In the Annual Report for the year the Council of the Society expressed wholehearted support for Clarke’s proposal. On 27th January 1913 the Society gave a Reception hosted by Clarke to promote the idea more widely. The principal speaker was to be Sir Halford Mackinder MP, the founder a decade earlier of the Reading University College. In the event he could not attend due to pressing Parliamentary commitments but sent Dr. Clarke a long letter setting out in detail how the various local interests had brought about and financed the Reading venture. This was circulated to those attending the reception and to others who might be interested
The outbreak of World War I prevented much progress being made with the practical efforts such as fund-raising, but on 14th November 1917 the Leicester Daily Post argued that rather than construct ‘artistic memorials’ at the end of the War the main Leicester and Leicestershire War Memorial should be a University College. It also suggested that the old County Asylum Building (then in use as a temporary military hospital and under Col. Astley Clarke’s direction) should be used for the University College. The County Council’s Director of Education, William Brockington (an influential Member of the Lit. and Phil. who had been President in 1909-10) wrote a strong letter of support to the newspaper. In March 1918 the Mayor, Alderman Jonathan North, called a meeting to gauge and promote support for the proposal, which was attended by Clarke, Dr. F.W. Bennett, James Went and Harry Hardy Peach (all past or future Lit. and Phil. Presidents) on behalf of the Society. At the meeting Clarke made the first offer to start off an appeal for this purpose – the sum of £100 – to which Bennett added £500: by January 1920 the appeal had raised £100,000. In addition the elderly local textile manufacturer Thomas Fielding Johnson (a member of the Unitarian Great Meeting) had by then bought the old asylum building (now Leicester University’s Fielding Johnson Building) and a site of 37 acres and donated this for the use of the proposed University College. Thus opened and accepted its first students in 1921, with Clarke as the Vice-President of the College and the first Chairman of its governing Council, and he is today commemorated in the name of the building just in front of the original asylum building of the Leicester University campus.

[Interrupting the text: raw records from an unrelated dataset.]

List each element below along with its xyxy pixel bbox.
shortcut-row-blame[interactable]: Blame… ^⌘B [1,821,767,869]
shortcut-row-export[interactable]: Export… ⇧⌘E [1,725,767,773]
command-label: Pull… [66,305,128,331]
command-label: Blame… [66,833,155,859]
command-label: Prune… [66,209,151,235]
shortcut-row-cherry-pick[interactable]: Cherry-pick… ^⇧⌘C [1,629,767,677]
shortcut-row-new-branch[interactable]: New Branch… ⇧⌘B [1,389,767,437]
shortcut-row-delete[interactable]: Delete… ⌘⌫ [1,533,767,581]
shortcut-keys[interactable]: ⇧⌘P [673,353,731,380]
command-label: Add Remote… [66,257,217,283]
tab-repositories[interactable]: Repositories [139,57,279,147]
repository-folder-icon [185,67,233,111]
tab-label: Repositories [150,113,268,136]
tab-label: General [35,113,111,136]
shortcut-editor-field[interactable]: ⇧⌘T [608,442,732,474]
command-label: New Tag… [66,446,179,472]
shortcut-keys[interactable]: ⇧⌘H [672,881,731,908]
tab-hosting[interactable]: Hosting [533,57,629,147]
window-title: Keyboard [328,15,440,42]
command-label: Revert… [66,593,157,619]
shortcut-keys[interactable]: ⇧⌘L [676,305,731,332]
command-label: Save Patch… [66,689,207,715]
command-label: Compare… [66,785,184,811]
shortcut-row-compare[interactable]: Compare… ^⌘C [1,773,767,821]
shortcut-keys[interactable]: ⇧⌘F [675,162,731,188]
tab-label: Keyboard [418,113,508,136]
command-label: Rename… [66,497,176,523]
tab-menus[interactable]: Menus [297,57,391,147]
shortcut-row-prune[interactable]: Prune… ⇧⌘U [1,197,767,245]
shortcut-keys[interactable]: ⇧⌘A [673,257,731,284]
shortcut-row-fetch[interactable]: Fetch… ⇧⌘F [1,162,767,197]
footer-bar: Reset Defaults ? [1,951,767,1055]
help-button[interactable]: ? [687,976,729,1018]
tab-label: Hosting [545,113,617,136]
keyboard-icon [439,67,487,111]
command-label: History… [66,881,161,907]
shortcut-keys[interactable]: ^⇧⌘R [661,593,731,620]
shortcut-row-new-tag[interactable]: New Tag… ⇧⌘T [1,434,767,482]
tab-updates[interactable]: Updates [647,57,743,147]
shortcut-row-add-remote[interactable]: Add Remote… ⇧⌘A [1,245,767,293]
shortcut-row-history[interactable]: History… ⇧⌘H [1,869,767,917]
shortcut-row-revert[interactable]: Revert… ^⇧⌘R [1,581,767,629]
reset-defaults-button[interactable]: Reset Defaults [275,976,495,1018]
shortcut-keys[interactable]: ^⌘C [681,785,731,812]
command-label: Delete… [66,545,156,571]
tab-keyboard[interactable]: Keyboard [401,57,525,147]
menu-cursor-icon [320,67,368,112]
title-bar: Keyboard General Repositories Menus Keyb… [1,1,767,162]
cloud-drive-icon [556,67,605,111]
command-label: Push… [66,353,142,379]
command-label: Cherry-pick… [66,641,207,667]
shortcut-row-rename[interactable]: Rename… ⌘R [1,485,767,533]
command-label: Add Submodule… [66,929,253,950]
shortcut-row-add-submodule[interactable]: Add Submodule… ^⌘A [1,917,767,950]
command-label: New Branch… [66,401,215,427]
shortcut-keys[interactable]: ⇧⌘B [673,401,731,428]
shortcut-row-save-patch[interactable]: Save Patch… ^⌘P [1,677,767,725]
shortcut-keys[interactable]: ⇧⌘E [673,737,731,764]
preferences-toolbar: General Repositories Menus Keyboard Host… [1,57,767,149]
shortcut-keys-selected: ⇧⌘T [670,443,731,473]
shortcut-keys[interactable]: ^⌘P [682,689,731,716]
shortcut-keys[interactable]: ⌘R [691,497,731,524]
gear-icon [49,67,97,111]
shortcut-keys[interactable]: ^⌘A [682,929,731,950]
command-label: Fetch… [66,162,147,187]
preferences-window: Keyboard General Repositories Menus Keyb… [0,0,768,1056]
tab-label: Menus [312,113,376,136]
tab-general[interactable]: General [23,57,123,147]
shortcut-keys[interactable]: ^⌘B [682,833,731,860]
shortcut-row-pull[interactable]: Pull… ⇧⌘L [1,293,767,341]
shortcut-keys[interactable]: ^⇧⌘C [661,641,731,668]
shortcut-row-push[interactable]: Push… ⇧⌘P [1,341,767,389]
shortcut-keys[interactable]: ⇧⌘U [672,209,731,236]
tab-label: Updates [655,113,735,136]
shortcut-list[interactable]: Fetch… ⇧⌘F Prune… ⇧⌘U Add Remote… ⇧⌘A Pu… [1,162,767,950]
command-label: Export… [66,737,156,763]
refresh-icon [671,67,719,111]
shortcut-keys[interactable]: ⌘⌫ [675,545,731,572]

Clarke was also very active in public life, serving as a Justice of the Peace from 1921, a Deputy Lieutenant of the County of Leicester from 1928, a City Council Alderman from 1941 and Sheriff of Rutland in 1942. He also had a life-long interest in local history, writing a History of Lyddington in 1936, and building up a large and notable collection agricultural and household village antiquities.
Presidential Address: Astley Clarke Presidential Address Transactions of LLPS Vol.17 (1913), pp. 5 – 23.
Sources: Clarke, Astley Vavasour Who’s Who in Leicestershire (Worcester: Bayliss, 1935); Clarke, Astley Vavasour Who was Who 1920 – 2008 (Online edition: Oxford University Press 2009); Obituary: Astley V. Clarke M.D. British Medical Journal 3 March 1945, pp. 312-3.